Cardiac biomarkers—brain natriuretic peptide

B-type natriuretic peptide (BNP) and N-terminal-proBNP (NT-proBNP) are secreted by cardiac myocytes in response to hemodynamic stress and other non-cardiovascular stimuli,109,110 and are involved in diuresis, natriuresis, and systemic vasodilation.110 In a study of post-MI patients with very high rates of β-blocker utilization (97%), BNP measured before hospital discharge was independently associated with sudden death even after adjusting for LVEF and New York Heart Association (NYHA) functional class [patients in the highest quartile of BNP had an adjusted HR of 3.4 (p = 0.037) for sudden death as compared with other patients]. Notably, the adjusted HR for sudden death was similar for LVEF < 30% (adjusted HR: 3.7; p = 0.047). A BNP value in the highest quartile had a specificity of 75.8% and a sensitivity of 53.3% for sudden death, with a low positive predictive value of 6.2% and a high negative predictive value of 98.2%. Importantly, although LVEF < 30% was also associated with a similar risk of non-sudden cardiac death (adjusted HR: 3.5; p = 0.025), BNP had no association with non-sudden cardiac death.111 BNP levels have been shown to be strong, independent predictors of sudden death in other study populations, including post-MI and non-ischemic causes of heart failure as well.112

In a small study in which NT-proBNP was assessed prior to ICD implantation in patients with MI and LVEF ≤ 30%, a NT-proBNP level > 2,536 pg/ml was independently associated with appropriate ICD therapies for ventricular arrhythmias over one year of follow-up [RR: 7.7; (p = 0.024)], even after adjustment for LVEF, NYHA functional class, and multiple other covariates.113 In another retrospective study evaluating the associations between BNP, ventricular arrhythmias, and total mortality in ICD recipients, elevated BNP and NT-proBNP levels were independently associated with appropriate ICD therapies for ventricular arrhythmias, and the risk of arrhythmia significantly exceeded the risk for total mortality.114 Multiple other studies have linked elevated BNP levels post-MI to other adverse cardiovascular factors, such as total mortality and clinical heart failure.115117

Whether the association between BNP, arrhythmias, and sudden death is related to adverse hemodynamic factors, ventricular remodeling, and/or other factors that promote arrhythmogenesis is unclear at this point in time. Like many other potential risk stratification tools, natriuretic peptides require prospective evaluation for risk stratification post-MI before they can be adopted into routine clinical practice.
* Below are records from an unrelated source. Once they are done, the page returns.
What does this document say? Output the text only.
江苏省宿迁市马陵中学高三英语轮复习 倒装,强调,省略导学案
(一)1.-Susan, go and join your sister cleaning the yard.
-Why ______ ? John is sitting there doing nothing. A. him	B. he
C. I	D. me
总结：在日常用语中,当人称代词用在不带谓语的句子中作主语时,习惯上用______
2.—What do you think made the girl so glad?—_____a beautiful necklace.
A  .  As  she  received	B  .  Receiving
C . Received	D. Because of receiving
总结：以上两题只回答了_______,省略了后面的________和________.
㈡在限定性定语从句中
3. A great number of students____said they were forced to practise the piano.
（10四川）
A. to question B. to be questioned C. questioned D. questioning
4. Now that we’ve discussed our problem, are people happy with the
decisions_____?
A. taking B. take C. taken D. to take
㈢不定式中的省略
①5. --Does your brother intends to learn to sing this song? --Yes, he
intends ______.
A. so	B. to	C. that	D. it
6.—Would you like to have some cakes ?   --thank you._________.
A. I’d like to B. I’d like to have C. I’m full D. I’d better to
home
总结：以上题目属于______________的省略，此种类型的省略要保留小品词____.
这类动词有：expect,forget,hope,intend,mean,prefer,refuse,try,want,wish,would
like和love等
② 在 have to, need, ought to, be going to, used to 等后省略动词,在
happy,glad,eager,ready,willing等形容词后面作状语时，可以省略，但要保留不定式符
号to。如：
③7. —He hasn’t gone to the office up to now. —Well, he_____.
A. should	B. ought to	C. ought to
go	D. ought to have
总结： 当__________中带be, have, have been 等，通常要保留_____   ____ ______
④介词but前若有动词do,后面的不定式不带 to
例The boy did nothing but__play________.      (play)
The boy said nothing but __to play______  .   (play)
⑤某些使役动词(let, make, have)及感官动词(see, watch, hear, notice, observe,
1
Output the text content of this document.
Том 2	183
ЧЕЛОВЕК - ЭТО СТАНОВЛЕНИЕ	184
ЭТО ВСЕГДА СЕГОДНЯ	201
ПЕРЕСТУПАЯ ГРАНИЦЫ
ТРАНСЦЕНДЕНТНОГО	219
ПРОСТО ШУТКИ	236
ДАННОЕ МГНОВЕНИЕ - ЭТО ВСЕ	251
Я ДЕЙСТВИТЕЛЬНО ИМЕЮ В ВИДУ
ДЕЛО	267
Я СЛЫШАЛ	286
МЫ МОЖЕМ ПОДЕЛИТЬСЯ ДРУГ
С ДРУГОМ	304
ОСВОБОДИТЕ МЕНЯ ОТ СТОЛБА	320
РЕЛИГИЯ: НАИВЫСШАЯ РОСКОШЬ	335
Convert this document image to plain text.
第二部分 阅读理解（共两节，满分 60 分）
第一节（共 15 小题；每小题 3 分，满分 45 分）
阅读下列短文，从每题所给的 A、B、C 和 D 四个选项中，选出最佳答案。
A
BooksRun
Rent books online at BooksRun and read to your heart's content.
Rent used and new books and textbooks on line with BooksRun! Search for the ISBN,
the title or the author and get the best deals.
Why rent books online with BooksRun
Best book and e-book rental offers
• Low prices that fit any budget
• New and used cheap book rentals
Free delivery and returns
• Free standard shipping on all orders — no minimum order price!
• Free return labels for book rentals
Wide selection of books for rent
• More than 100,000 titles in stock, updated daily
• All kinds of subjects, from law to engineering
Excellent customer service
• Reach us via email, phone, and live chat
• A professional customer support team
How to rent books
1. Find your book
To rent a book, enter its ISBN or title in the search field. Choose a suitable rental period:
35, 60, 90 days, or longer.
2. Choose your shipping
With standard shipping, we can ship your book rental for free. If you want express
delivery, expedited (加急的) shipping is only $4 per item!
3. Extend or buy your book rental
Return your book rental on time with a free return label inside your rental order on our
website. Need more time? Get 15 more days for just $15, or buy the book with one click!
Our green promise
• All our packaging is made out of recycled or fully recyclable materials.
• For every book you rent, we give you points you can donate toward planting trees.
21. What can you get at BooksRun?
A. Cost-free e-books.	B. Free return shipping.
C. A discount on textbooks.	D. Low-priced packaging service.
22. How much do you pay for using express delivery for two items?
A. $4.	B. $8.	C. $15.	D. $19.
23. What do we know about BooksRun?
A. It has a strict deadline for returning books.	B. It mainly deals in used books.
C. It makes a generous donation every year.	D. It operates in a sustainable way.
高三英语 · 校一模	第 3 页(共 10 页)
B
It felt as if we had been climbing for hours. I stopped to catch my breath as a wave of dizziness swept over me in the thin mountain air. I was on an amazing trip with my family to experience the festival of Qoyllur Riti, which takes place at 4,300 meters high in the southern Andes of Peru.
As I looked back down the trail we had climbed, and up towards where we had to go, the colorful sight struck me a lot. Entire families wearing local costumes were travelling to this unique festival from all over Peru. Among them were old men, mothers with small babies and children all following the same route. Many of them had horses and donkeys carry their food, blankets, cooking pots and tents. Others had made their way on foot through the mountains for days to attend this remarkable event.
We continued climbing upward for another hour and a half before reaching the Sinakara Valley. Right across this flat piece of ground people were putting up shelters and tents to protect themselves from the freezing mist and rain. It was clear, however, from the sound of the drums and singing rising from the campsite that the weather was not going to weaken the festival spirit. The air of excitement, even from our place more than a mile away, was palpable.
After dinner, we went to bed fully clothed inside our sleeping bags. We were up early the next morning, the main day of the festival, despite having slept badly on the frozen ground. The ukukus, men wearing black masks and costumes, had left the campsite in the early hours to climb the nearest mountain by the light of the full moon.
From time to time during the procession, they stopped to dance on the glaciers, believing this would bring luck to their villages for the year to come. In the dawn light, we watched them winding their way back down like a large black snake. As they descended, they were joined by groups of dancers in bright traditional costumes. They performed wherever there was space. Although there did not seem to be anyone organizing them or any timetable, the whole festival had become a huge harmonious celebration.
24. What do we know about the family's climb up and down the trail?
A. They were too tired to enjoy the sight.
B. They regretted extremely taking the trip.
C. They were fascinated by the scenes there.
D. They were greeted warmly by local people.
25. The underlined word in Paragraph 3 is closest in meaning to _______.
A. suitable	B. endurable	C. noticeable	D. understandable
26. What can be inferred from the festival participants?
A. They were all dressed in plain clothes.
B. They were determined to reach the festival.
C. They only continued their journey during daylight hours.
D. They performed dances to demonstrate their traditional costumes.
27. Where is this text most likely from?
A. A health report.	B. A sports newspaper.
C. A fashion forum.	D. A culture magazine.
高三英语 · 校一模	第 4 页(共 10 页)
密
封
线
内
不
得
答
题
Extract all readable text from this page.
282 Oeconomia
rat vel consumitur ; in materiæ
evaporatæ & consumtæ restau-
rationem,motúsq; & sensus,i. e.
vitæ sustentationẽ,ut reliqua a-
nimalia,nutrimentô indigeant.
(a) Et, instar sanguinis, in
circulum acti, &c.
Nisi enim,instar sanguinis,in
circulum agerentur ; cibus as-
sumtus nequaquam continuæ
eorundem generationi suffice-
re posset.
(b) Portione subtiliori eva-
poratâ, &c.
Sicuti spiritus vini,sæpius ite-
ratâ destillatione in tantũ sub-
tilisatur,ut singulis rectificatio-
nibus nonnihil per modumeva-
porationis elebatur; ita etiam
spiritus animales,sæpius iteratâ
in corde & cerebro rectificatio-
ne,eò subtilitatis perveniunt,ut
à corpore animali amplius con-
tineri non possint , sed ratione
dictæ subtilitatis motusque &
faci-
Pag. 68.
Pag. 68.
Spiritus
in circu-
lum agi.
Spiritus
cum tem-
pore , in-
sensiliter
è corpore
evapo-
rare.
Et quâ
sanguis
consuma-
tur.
Timing of risk stratification post-myocardial infarction

The optimal time to perform risk stratification testing after MI is currently unanswered, but studies have suggested that risk stratification in the early period after MI is less useful than risk stratification performed later on. This was demonstrated in the REFINE study, where HRT, BRS, and TWA assessed at two to four weeks after MI had no association with subsequent outcomes, while later, assessments of these parameters at 10 to 14 weeks were associated with cardiac death or cardiac arrest.71 This result is not necessarily surprising, as myocardial remodeling after infarction takes time, and acute derangements in the cardiovascular system post-MI, including the degree of left ventricular systolic dysfunction, can change/improve over time. The increasing proportion of non-arrhythmic sudden death in the early post-MI period (due to complications such as free wall rupture) also likely influences this observation. Studies that investigated the utility of primary prevention ICD implantation in patients within the first 40 days after MI have similarly demonstrated no mortality benefit with regards to ICD implantation, even in the setting of other abnormal non-invasive testing.118,119 A multicenter, prospective, randomized control trial, PROTECT-ICD, investigating the utility of EPS-guided ICD implantation within the first 40 days after MI is currently underway.63 Our understanding of the optimal timing for invasive and non-invasive risk stratification testing will likely continue to evolve over time.

Sudden death risk stratification models

In general, single tests lack both sensitivity and specificity for predicting sudden death. Assessing multiple tests simultaneously, however, shows more promise, and studies such as ATRAMI, ABCD, and REFINE have demonstrated improved discrimination for an arrhythmic substrate post-MI by performing multiple tests that evaluate different aspects of arrhythmogenesis simultaneously. These studies demonstrated that arrhythmic risk was very low for patients with no risk factors post-MI, and that risk increased as multiple parameters were abnormal. Investigators have extended this concept to create risk stratification models that are useful for predicting arrhythmic mortality and total mortality, and therefore the benefit associated with ICD implantation given that ICDs can only prevent arrhythmic-related sudden death.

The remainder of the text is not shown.